Ou seja, a impugnação fundamentada do pedido de reconhecimento de usucapião afasta a via extrajudicial para o alcance da pretensão deduzida. E a impugnação impertinente ou protelatória, na esteira do já previsto no item 420.5, do Capítulo XX, do Tomo II, das Normas de Serviço da Corregedoria Geral da Justiça, impõe a sua rejeição, prosseguindo no processo extrajudicial.

Confira-se:

“420.5. Em qualquer das hipóteses acima previstas, os autos da usucapião serão encaminhados ao juízo competente que, de plano ou após instrução sumária, examinará apenas a pertinência da impugnação e, em seguida, determinará o retorno dos autos ao Oficial de Registro de Imóveis, que prosseguirá no procedimento extrajudicial se a impugnação for rejeitada, ou o extinguirá em cumprimento da decisão do juízo que acolheu a impugnação e remeteu os interessados às vias ordinárias, cancelando-se a prenotação”.

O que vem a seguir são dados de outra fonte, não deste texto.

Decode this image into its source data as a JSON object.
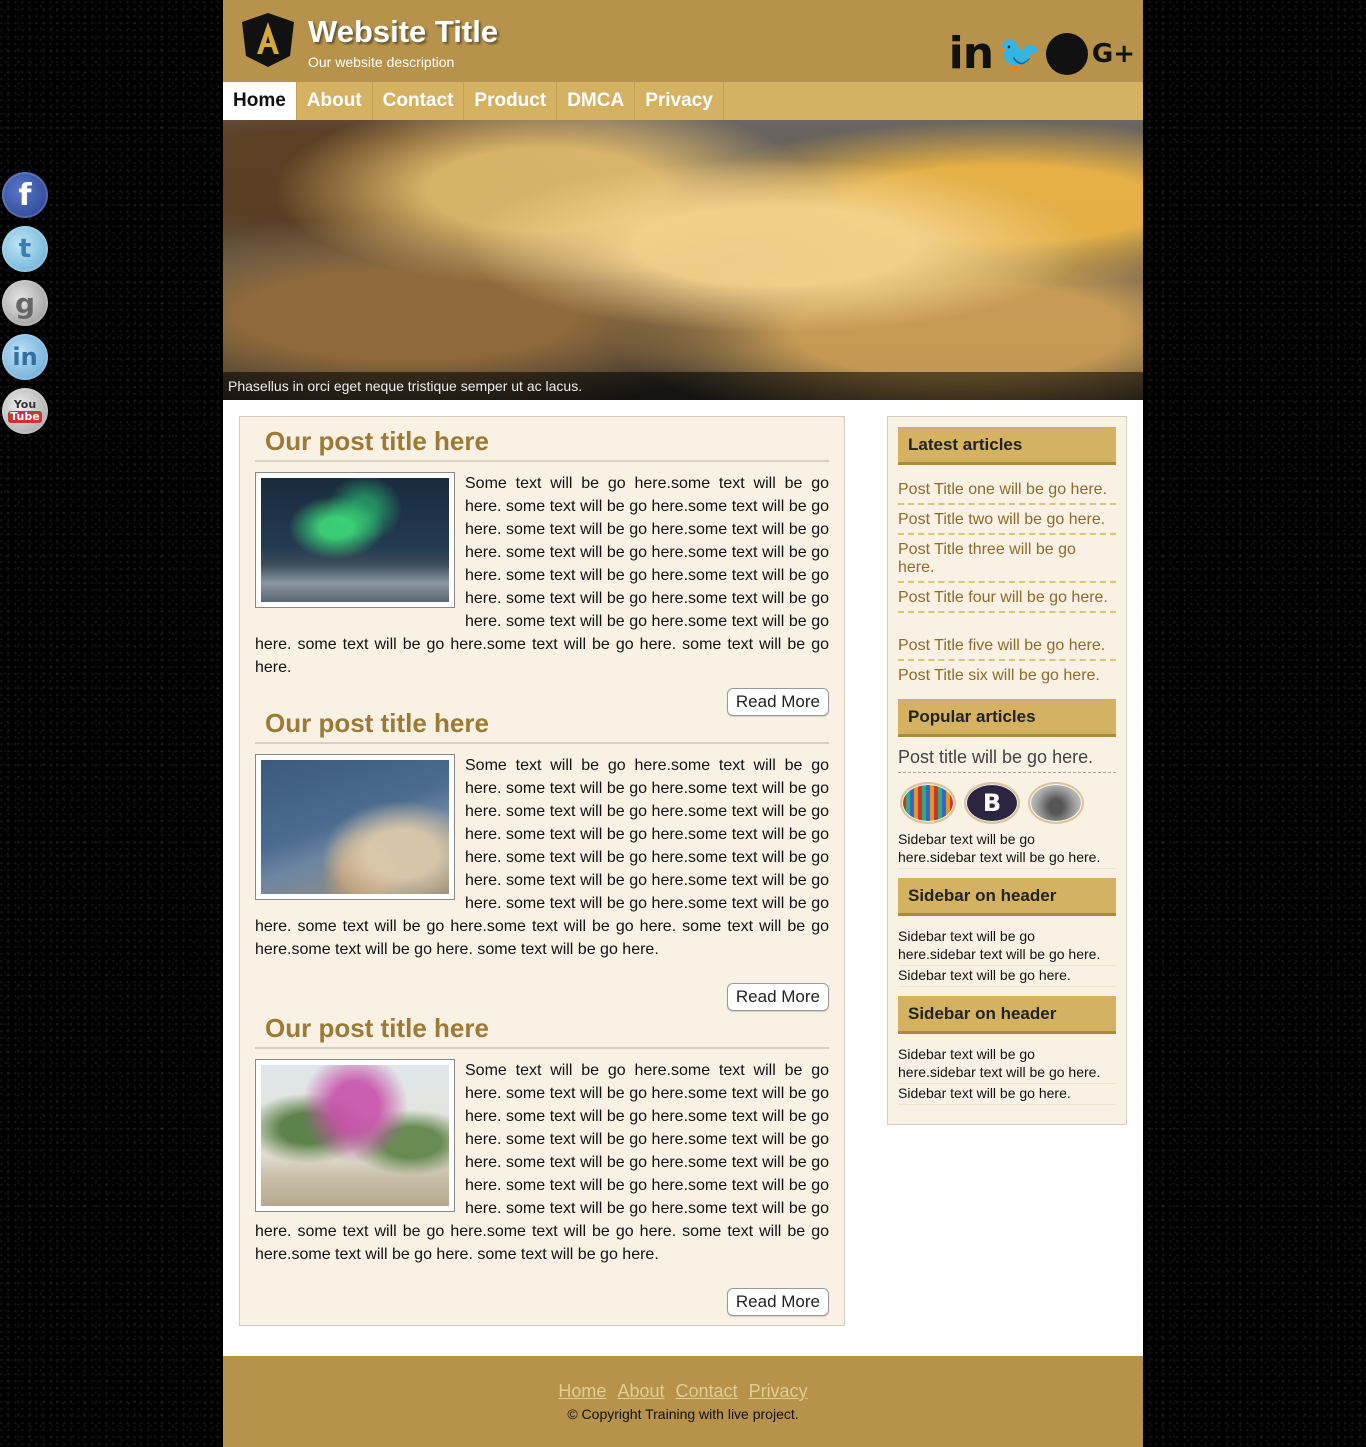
{
  "header": {
    "title": "Website Title",
    "description": "Our website description",
    "social_icons": [
      "linkedin-icon",
      "twitter-icon",
      "firefox-icon",
      "google-plus-icon"
    ]
  },
  "nav": {
    "items": [
      "Home",
      "About",
      "Contact",
      "Product",
      "DMCA",
      "Privacy"
    ],
    "active": "Home"
  },
  "banner": {
    "caption": "Phasellus in orci eget neque tristique semper ut ac lacus."
  },
  "side_social": [
    "facebook-icon",
    "twitter-icon",
    "google-plus-icon",
    "linkedin-icon",
    "youtube-icon"
  ],
  "side_social_text": {
    "youtube_top": "You",
    "youtube_bottom": "Tube"
  },
  "posts": [
    {
      "title": "Our post title here",
      "image": "aurora-photo",
      "body": "Some text will be go here.some text will be go here. some text will be go here.some text will be go here. some text will be go here.some text will be go here. some text will be go here.some text will be go here. some text will be go here.some text will be go here. some text will be go here.some text will be go here. some text will be go here.some text will be go here. some text will be go here.some text will be go here. some text will be go here.",
      "read_more": "Read More"
    },
    {
      "title": "Our post title here",
      "image": "coastal-town-photo",
      "body": "Some text will be go here.some text will be go here. some text will be go here.some text will be go here. some text will be go here.some text will be go here. some text will be go here.some text will be go here. some text will be go here.some text will be go here. some text will be go here.some text will be go here. some text will be go here.some text will be go here. some text will be go here.some text will be go here. some text will be go here.some text will be go here. some text will be go here.",
      "read_more": "Read More"
    },
    {
      "title": "Our post title here",
      "image": "flowering-tree-photo",
      "body": "Some text will be go here.some text will be go here. some text will be go here.some text will be go here. some text will be go here.some text will be go here. some text will be go here.some text will be go here. some text will be go here.some text will be go here. some text will be go here.some text will be go here. some text will be go here.some text will be go here. some text will be go here.some text will be go here. some text will be go here.some text will be go here. some text will be go here.",
      "read_more": "Read More"
    }
  ],
  "sidebar": {
    "latest_heading": "Latest articles",
    "latest": [
      "Post Title one will be go here.",
      "Post Title two will be go here.",
      "Post Title three will be go here.",
      "Post Title four will be go here.",
      "Post Title five will be go here.",
      "Post Title six will be go here."
    ],
    "popular_heading": "Popular articles",
    "popular_link": "Post title will be go here.",
    "popular_icon_letter": "B",
    "popular_text": "Sidebar text will be go here.sidebar text will be go here.",
    "section2_heading": "Sidebar on header",
    "section2_text1": "Sidebar text will be go here.sidebar text will be go here.",
    "section2_text2": "Sidebar text will be go here.",
    "section3_heading": "Sidebar on header",
    "section3_text1": "Sidebar text will be go here.sidebar text will be go here.",
    "section3_text2": "Sidebar text will be go here."
  },
  "footer": {
    "links": [
      "Home",
      "About",
      "Contact",
      "Privacy"
    ],
    "copyright": "© Copyright Training with live project."
  },
  "colors": {
    "header_bg": "#b6924b",
    "nav_bg": "#d4b262",
    "accent_title": "#9c7a35",
    "content_bg": "#f8f1e4"
  }
}
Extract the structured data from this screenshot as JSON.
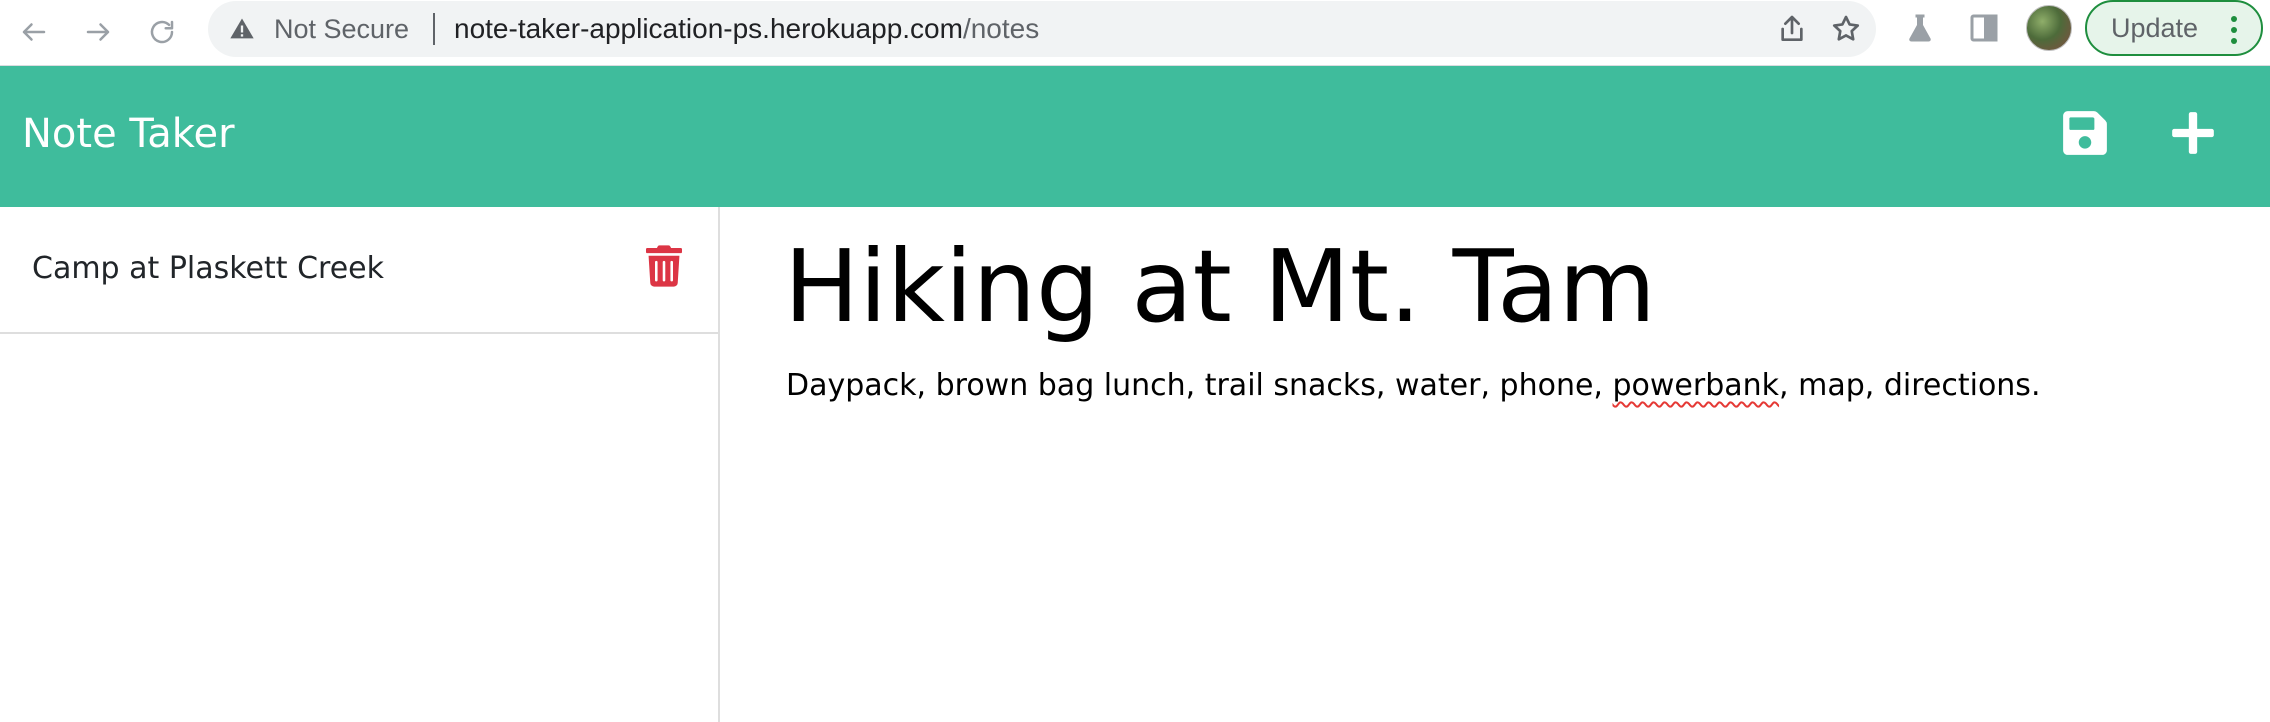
{
  "browser": {
    "security_label": "Not Secure",
    "url_host": "note-taker-application-ps.herokuapp.com",
    "url_path": "/notes",
    "update_label": "Update",
    "icons": {
      "back": "arrow-left-icon",
      "forward": "arrow-right-icon",
      "reload": "reload-icon",
      "warning": "warning-triangle-icon",
      "share": "share-icon",
      "bookmark": "star-icon",
      "labs": "flask-icon",
      "sidepanel": "side-panel-icon",
      "menu": "kebab-menu-icon"
    },
    "accent_color": "#1e8e3e"
  },
  "app": {
    "title": "Note Taker",
    "header_color": "#3fbc9c",
    "actions": {
      "save_icon": "save-icon",
      "new_icon": "plus-icon"
    }
  },
  "sidebar": {
    "items": [
      {
        "title": "Camp at Plaskett Creek",
        "delete_icon": "trash-icon",
        "delete_color": "#dc3545"
      }
    ]
  },
  "note": {
    "title": "Hiking at Mt. Tam",
    "text_before": "Daypack, brown bag lunch, trail snacks, water, phone, ",
    "text_misspelled": "powerbank",
    "text_after": ", map, directions."
  }
}
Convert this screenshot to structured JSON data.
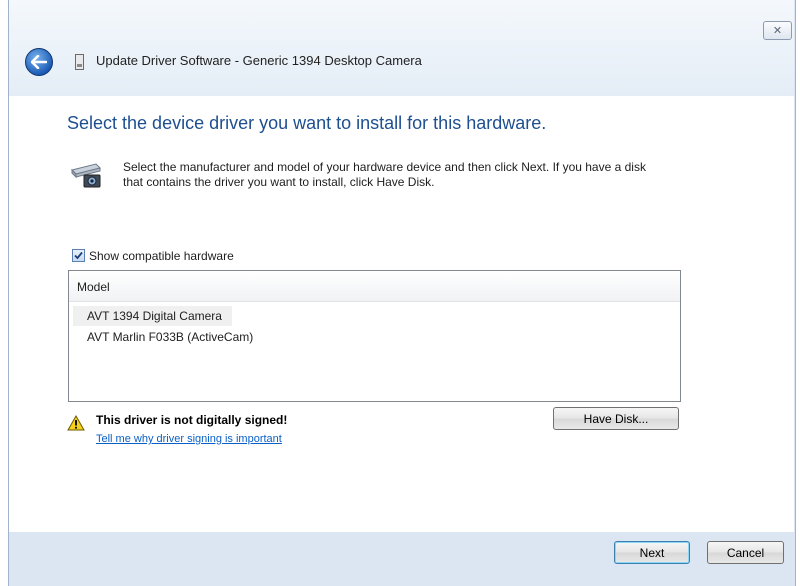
{
  "window": {
    "title": "Update Driver Software - Generic 1394 Desktop Camera",
    "close_glyph": "✕"
  },
  "main": {
    "heading": "Select the device driver you want to install for this hardware.",
    "instruction": "Select the manufacturer and model of your hardware device and then click Next. If you have a disk that contains the driver you want to install, click Have Disk.",
    "show_compatible": {
      "label": "Show compatible hardware",
      "checked": true
    },
    "list": {
      "column_header": "Model",
      "items": [
        {
          "label": "AVT 1394 Digital Camera",
          "selected": true
        },
        {
          "label": "AVT Marlin F033B (ActiveCam)",
          "selected": false
        }
      ]
    },
    "warning": {
      "text": "This driver is not digitally signed!",
      "link": "Tell me why driver signing is important"
    },
    "have_disk_label": "Have Disk..."
  },
  "footer": {
    "next_label": "Next",
    "cancel_label": "Cancel"
  },
  "icons": {
    "back": "back-arrow-icon",
    "device": "camera-device-icon",
    "warning": "warning-triangle-icon"
  }
}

E, neste caso, a impugnação é fundamentada.

Consoante dispõe o artigo 13, § 2º, do Provimento CNJ 65/2017:

“Art. 13. Considera-se outorgado o consentimento mencionado no caput do art. 10 deste provimento, dispensada a notificação, quando for apresentado pelo requerente justo título ou instrumento que demonstre a existência de relação jurídica com o titular registral, acompanhado de prova da quitação das obrigações e de certidão do distribuidor cível expedida até trinta dias antes do requerimento que demonstre a inexistência de ação judicial contra o requerente ou contra seus cessionários envolvendo o imóvel usucapiendo.

(…) §2º. Em qualquer dos casos, deverá ser justificado o óbice à correta escrituração das transações para evitar o uso da usucapião como meio de burla dos requisitos legais do sistema notarial e registral e da tributação dos impostos de transmissão incidentes sobre os negócios imobiliários, devendo registrador alertar o requerente e as testemunhas de que a prestação de declaração falsa na referida justificação configurará crime de falsidade, sujeito às penas da lei”.

Havendo, portanto, concordância do Banco Bradesco Financiamentos S/A, sucessor do Banco BMC, titular do domínio, e não subsistindo a averbação de indisponibilidade na matrícula do imóvel, não se vislumbra empecilho intransponível para a outorga da escritura definitiva de venda e compra em nome dos requerentes.

A usucapião não pode substituir a escritura pública, essencial à transferência do direito real sobre o imóvel, da qual decorre imposto devido ao erário público. Forçoso reconhecer que o reconhecimento da usucapião extrajudicial implicaria ofensa ao citado artigo 13, § 2º, do Provimento CNJ 65/2017.

Em suma, acolhida a impugnação, o que torna despiciendo imiscuir-se na avaliação do cumprimento dos requisitos legais da usucapião extraordinária, a extinção do processo extrajudicial era mesmo de rigor.

Ante o exposto, pelo meu voto, nego provimento à apelação.